Las mujeres somos las cuidadoras por default. La tasa de participación de las mujeres en actividades domésticas no remuneradas es del 88.9 por ciento mientras que la de los hombres es del 57.9 por ciento. El 83,2 por ciento de las mujeres son las responsables del cuidado de adultos mayores, mientras que sólo el 16,8 por ciento de los hombres asumen esa tarea.
“La maternidad nos va a demoler hasta el último día de nuestras vidas. Fui mamá muy chiquita, tenía 20 años. Yo sentí siempre una enorme obligación. La maternidad la transité como una ráfaga. Fui madre porque nadie me dijo que podía no parir”, continúa Solá.
Hoy se resiste a la idea de cambiar de roles en la tarea de los cuidados. Aquella obligación inapelable de vivir por los hijos en el medio del campo, ser docente, trabajar a destajo para darles de comer y construir una familia más o menos digna a los ojos de una sociedad miope, la siente de carácter intransferible y se niega a pensar en poner el peso de la enfermedad sobre los hombros de sus hijos.
Un diagnóstico irreversible para una medicina que no pudo con las respuestas, la pone en jaque. El deterioro de la salud tiene un correlato en aquel cuerpo deseante y deseado. ¿Hay lugar, en un escenario de estas características, para pensar en el goce?¿Cómo es mirarse al espejo y no encontrarse en la imagen de devuelve?
“Yo ya no me miro al espejo, me maquillo mecánicamente. No me miro al espejo ni en ropa interior ni desnuda desde que empezó todo esto. Peso 35 kilos. No me siento cómoda con mi cuerpo”, continúa.
Mientras tanto, una fuerza descomunal la devuelve a las calles cada vez que el sistema destruye a mujeres e infancias. Su militancia se imprime en su piel y en las páginas de su última novela, Serpientes en el Espejo: un recorrido brutal, escrito con una belleza infinita, por el entramado de redes de trata, abuso de poder, connivencia policial y judicial, femicidios, en el que lo colectivo y la amistad es la única forma de resistir un poco más en un camino que parece sin salida.
“Yo necesito que algo te haga hervir la sangre frente a lo que pasa.
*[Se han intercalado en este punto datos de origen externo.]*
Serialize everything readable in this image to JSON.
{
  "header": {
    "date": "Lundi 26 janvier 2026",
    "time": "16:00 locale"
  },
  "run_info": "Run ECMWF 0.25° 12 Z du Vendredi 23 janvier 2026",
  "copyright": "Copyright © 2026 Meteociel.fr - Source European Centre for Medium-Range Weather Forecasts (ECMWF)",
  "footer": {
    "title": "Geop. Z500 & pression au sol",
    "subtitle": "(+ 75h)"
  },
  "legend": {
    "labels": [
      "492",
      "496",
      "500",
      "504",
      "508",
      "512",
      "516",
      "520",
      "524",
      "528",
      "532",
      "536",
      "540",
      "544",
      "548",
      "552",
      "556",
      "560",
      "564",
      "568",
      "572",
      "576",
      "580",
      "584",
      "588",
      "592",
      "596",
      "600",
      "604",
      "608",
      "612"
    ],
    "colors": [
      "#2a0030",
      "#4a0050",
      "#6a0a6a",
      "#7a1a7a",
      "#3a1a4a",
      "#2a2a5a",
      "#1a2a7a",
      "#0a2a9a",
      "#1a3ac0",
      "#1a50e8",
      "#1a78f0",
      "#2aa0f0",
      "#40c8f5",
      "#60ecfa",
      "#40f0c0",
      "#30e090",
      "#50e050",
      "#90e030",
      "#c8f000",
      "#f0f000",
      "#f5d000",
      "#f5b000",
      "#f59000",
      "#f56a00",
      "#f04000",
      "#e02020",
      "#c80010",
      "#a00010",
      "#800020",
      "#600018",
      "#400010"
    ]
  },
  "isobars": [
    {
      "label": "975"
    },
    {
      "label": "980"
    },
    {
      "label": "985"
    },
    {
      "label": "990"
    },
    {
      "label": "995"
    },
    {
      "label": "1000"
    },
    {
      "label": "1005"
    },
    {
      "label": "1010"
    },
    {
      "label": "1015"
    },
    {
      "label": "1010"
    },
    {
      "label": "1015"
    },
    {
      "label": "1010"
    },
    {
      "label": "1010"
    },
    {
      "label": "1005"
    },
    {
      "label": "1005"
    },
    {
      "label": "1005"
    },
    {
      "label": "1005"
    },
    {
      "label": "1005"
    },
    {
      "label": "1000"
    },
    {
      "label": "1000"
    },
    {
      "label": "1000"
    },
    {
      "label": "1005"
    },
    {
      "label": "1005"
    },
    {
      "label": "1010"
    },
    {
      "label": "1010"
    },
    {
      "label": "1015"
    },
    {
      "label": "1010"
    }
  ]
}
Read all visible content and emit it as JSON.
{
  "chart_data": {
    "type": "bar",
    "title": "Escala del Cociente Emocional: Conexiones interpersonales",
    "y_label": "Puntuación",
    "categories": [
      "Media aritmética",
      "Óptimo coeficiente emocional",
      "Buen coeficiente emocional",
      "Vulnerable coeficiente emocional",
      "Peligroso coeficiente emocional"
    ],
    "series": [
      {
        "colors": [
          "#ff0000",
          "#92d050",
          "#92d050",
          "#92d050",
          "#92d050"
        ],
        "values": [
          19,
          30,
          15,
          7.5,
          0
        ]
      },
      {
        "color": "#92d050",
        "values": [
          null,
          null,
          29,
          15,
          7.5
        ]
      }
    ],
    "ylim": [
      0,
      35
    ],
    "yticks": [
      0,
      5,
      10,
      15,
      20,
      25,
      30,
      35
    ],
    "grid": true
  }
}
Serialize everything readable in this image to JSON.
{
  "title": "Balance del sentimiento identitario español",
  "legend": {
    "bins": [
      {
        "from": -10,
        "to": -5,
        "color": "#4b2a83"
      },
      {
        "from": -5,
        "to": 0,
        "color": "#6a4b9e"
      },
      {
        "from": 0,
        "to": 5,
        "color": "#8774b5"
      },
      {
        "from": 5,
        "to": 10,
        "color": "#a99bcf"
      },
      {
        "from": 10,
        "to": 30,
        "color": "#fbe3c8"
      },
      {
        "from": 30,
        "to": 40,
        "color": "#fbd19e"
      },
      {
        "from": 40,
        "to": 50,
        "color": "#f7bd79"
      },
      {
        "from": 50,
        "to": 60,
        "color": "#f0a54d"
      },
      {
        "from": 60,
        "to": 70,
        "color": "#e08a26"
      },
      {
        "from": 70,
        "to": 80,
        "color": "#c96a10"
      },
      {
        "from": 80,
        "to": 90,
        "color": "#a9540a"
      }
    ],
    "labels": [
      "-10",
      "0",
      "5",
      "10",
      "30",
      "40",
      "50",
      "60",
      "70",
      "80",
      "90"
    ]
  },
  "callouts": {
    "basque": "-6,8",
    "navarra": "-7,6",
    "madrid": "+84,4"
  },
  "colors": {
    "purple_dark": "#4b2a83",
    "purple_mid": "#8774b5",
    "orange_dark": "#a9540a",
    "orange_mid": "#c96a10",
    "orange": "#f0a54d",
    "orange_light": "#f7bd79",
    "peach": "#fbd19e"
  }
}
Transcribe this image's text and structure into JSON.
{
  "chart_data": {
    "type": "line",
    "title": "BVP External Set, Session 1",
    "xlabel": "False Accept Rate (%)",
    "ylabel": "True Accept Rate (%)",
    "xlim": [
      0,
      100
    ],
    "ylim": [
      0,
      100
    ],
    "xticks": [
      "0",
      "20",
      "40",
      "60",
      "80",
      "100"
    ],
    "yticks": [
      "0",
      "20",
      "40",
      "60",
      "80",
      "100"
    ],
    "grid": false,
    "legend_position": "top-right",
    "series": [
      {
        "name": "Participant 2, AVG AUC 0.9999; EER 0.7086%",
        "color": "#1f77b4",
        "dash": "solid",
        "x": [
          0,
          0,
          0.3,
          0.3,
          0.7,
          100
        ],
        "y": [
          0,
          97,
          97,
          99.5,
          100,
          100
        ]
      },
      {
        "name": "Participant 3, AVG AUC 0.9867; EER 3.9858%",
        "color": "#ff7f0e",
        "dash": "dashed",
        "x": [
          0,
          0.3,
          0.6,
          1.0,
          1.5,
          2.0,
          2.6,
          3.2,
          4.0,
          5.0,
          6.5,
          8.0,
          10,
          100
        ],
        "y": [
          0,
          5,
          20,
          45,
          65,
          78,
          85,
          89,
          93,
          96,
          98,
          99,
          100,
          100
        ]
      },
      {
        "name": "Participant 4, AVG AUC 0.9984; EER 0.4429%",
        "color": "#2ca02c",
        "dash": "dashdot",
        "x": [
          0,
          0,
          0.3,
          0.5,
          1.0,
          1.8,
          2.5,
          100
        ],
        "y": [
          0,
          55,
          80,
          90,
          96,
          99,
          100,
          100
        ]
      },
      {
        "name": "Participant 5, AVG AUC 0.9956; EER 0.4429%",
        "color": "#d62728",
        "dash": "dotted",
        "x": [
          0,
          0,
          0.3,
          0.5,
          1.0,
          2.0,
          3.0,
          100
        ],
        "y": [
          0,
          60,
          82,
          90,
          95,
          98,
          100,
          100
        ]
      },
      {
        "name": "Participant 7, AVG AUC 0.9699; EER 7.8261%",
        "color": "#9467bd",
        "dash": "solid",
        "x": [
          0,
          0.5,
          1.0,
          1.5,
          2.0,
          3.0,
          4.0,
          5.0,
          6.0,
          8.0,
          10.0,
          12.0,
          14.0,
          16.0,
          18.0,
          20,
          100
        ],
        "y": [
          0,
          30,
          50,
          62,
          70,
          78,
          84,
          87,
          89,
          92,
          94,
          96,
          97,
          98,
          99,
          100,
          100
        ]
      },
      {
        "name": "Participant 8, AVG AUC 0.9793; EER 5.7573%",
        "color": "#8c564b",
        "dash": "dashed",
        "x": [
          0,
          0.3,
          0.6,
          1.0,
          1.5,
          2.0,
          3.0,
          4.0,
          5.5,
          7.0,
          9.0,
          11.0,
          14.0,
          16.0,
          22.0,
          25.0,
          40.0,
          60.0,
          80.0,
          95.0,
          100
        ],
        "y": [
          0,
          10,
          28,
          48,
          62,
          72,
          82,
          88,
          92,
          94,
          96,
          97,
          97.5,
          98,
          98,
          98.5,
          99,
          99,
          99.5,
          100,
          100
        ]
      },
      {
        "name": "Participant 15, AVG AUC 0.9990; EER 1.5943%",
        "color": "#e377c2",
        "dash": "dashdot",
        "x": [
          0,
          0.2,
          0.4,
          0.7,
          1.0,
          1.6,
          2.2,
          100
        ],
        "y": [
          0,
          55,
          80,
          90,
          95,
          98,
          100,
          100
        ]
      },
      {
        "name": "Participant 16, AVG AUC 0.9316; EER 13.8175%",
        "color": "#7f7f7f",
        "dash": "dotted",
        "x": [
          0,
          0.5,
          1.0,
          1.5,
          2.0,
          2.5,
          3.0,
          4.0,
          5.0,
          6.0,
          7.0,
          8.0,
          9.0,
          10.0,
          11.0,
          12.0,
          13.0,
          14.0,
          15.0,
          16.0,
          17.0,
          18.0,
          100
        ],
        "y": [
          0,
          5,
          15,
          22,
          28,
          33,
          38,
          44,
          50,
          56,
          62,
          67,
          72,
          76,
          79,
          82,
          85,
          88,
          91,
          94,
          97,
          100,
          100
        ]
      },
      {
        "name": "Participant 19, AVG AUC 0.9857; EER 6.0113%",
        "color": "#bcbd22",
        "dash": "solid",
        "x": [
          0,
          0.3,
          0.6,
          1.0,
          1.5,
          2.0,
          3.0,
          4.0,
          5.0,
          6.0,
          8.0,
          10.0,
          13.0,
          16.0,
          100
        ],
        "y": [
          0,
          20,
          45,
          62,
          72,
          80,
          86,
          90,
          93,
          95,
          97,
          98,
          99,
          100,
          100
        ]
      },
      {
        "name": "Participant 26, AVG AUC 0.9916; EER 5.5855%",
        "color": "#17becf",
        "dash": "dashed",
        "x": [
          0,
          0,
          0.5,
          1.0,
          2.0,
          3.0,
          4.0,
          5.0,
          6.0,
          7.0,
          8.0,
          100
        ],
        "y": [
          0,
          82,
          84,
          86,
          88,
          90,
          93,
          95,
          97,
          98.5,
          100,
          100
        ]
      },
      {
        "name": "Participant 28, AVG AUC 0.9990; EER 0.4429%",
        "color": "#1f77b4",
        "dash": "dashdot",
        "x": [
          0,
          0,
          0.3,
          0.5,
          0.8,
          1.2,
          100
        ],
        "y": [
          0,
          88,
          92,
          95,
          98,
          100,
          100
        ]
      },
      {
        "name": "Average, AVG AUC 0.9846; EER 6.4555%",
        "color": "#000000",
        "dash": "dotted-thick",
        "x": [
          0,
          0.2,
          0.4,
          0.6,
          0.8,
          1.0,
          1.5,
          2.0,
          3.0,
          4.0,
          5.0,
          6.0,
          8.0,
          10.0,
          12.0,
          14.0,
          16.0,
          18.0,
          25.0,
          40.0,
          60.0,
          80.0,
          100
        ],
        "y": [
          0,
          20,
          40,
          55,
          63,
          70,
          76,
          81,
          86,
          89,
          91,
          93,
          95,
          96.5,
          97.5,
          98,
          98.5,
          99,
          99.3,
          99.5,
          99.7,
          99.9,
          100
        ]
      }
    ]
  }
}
Entonces mi comunicación es para eso, para hacerte emocionar”. Nada, ni su falta de fuerza física, ni el bastón que debe usar para desplazarse, son impedimento para plantarse en un escenario y hacerlo temblar.
¿Qué nos importa cuando la imagen de un final cercano se hace nítida?
“No sé si me importa una huella. Si alguien me va a recordar que me recuerde como alguien que intentó ser lo mejor posible con lo que tenía. Que nunca jamás hice daño a propósito. Tengo en mis manos la última elección: vivir o morir. Yo no elegí parir o no parir. Yo no elegí casi nada en mi vida, ni siquiera la profesión porque ser docente fue producto del hambre. Hoy, casi al borde de mi vida, soy por primera vez libre”.